# Trading strategies involving options and futures

Like a straddle , the options expire at the same time, but unlike a straddle, the options have different strike prices. A strangle can be less expensive than a straddle if the strike prices are out-of-the-money. The owner of a long strangle makes a profit if the underlying price moves far enough away from the current price, either above or below.

Thus, an investor may take a long strangle position if he thinks the underlying security is highly volatile , but does not know which direction it is going to move.

This position is a limited risk, since the most a purchaser may lose is the cost of both options. At the same time, there is unlimited profit potential. We can see that after days, the strategy will be profitable only if the stock price is lower than approximately 80 dollars or higher than dollars.

These are the break-even points of the strategy. This is because options are losing value with time; this is known as time decay. The short strangle strategy requires the investor to simultaneously sell both a [call] and a [put] option on the same underlying security. The strike price for the call and put contracts must be, respectively, above and below the current price of the underlying.

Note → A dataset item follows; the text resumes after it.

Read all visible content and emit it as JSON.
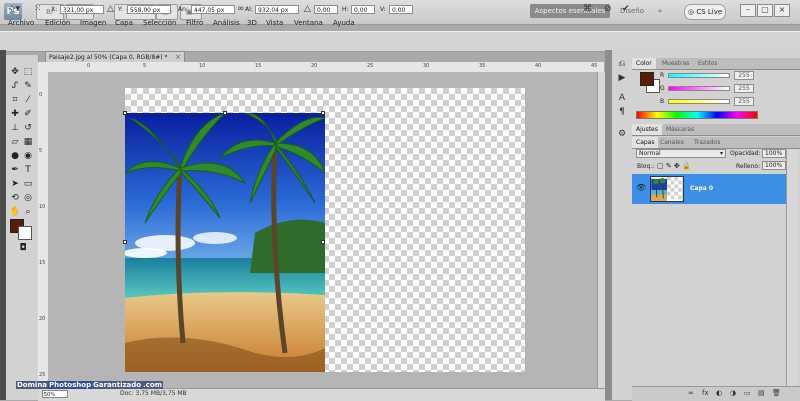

The assumption of the investor the person selling the option is that, for the duration of the contract, the price of the underlying will remain below the call and above the put strike price. If the investor's assumption is correct the party purchasing the option has no advantage in exercising the contracts so they expire worthless.

This expiration condition frees the investor from any contractual obligations and the money the premium he or she received at the time of the sale becomes profit. Importantly, if the investors assumptions are incorrect the strangle strategy leads to modest or unlimited loss. Strategies involving a single option and a stock l There are multiple trading strategies involving a single option on a stock and the stock itself.

Trading Strategies Involving Options Author: Chapter 11 Created Date. Start studying Chapter Learn vocabulary, terms, and more with flashcards, games, and other study tools. Trading strategies involving a single option on a stock and the stock itself: A strategy involving two or more instruments. Trading strategies involving options International trade and foreign exchange. How to Use Basic Options Strategies If you are trading without a strategy or a tactic to help you with binary options, you might as well consider yourself a gambler.